Developed with ❤️ by the Bishop Fox Cosmos team.

optional arguments:
  -h, --help        show this help message and exit
  -t TARGET         https://example.com
  -v VERSION_TABLE  version-table.csv
  -a                request all resources; don't stop after an exact match
  -d                debug mode

In the following example, https://example.com/tmui/tmui/login/images/logo_f5.png has an HTTP response header that indicates that it's running BIG-IP version 16.1.2-0.0.18 which, according to F5's security advisory, is in the vulnerable range for CVE-2022-1388.

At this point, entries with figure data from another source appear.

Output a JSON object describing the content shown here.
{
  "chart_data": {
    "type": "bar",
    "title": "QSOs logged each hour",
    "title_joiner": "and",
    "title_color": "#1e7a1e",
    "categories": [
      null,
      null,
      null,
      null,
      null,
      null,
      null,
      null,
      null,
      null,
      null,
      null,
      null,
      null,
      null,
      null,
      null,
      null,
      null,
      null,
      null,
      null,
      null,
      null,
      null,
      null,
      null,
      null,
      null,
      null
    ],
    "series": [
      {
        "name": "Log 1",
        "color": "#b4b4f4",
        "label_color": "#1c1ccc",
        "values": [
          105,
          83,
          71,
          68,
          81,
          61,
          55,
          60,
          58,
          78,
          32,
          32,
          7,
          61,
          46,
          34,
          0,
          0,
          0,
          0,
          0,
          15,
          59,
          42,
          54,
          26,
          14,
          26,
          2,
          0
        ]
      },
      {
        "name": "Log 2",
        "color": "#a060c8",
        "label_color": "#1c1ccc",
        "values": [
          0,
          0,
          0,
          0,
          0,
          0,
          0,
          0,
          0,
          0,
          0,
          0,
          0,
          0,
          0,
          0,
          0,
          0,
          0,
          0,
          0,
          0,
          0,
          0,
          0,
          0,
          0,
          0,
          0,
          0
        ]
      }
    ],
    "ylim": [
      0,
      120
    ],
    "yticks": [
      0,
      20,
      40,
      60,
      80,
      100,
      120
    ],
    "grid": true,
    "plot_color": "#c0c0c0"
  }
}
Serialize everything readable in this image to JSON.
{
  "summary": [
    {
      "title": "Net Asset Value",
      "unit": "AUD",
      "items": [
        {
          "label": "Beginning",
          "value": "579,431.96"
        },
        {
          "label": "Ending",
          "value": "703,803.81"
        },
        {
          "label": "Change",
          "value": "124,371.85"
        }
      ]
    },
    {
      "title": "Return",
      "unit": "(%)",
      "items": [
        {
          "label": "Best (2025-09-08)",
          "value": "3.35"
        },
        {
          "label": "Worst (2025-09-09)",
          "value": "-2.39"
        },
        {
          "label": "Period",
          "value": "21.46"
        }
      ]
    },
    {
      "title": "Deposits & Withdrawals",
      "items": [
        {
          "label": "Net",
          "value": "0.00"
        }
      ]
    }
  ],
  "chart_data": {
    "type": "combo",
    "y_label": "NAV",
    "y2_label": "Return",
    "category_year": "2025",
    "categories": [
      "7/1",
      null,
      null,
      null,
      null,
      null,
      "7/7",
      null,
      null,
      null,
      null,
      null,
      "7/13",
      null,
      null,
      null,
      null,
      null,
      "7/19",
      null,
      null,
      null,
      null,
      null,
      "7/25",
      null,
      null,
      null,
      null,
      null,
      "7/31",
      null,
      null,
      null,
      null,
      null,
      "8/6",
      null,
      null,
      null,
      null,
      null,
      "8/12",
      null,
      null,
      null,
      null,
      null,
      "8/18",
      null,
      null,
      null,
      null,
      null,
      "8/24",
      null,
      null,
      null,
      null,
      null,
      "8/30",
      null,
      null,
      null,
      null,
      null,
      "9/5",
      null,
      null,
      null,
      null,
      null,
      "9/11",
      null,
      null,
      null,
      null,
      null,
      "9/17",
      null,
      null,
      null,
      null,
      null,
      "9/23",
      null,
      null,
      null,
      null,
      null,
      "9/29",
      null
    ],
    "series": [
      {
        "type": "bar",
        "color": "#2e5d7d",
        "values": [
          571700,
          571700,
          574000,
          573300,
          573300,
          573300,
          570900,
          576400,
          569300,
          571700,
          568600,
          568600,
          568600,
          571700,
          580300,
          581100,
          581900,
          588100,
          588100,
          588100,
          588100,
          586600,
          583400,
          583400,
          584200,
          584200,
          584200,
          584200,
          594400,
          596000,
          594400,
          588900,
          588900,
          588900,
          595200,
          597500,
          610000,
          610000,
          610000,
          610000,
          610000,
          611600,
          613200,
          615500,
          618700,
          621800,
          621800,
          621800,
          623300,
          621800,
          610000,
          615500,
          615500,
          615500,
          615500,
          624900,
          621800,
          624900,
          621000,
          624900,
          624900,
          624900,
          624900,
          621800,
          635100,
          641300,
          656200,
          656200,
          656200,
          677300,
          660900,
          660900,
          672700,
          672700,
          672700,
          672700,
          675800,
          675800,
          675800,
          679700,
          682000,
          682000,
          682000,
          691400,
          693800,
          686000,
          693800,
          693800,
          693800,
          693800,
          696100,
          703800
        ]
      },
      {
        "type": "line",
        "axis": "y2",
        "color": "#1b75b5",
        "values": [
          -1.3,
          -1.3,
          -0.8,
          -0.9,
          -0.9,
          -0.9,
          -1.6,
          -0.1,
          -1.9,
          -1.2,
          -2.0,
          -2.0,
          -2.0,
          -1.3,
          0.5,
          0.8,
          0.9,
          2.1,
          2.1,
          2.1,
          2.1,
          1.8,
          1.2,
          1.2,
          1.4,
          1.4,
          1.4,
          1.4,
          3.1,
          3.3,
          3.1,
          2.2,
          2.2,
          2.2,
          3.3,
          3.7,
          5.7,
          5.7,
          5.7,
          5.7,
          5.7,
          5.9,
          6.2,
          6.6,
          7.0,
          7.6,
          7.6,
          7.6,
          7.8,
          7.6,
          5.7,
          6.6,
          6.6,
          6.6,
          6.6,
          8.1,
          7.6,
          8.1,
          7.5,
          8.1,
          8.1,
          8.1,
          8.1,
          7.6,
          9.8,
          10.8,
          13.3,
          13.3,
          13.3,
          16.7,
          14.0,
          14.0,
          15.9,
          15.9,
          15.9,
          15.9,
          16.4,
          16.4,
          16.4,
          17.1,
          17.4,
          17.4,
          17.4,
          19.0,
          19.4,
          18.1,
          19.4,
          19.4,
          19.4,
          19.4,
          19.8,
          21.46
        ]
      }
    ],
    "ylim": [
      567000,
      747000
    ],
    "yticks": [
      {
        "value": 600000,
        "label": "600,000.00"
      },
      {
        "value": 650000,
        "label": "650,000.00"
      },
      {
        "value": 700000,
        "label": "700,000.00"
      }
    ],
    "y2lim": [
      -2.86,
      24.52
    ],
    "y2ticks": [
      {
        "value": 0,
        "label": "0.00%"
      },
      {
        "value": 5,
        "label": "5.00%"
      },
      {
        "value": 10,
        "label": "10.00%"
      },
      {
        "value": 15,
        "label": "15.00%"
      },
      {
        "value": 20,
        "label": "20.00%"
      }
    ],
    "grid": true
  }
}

$ python3 bigip-scanner.py -t https://example.com | jq
[
  {
    "version": "16.1.2-0.0.18",
    "precision": "exact",
    "modification_time": "2021-10-23T21:06:13Z",
    "release_number": "16.1.2",
    "release_type": "Maintenance",
    "image_name": "BIGIP-16.1.2-0.0.18",
    "release_date": "11/02/2021",
    "target": "https://example.com",
    "resource": "/tmui/tmui/login/images/logo_f5.png",
    "header_name": "ETag",
    "header_value": "1fe7-5db411548c100"
  }
]

Back matter

Legal disclaimer

Usage of this tool for attacking targets without prior mutual consent is illegal. It is the end user's responsibility to obey all applicable local, state, and federal laws. Developers assume no liability and are not responsible for any misuse or damage caused by this program.

See also

• CVE-2022-1388: Scan BIG-IP for Exact Release Versions
• K33062581: Software Release Date Information
• K9412: The BIG-IP release matrix
• K23605346: BIG-IP iControl REST vulnerability CVE-2022-1388
• POC for CVE-2022-1388
• PAN-OS scanner

License

This project is licensed under the MIT License.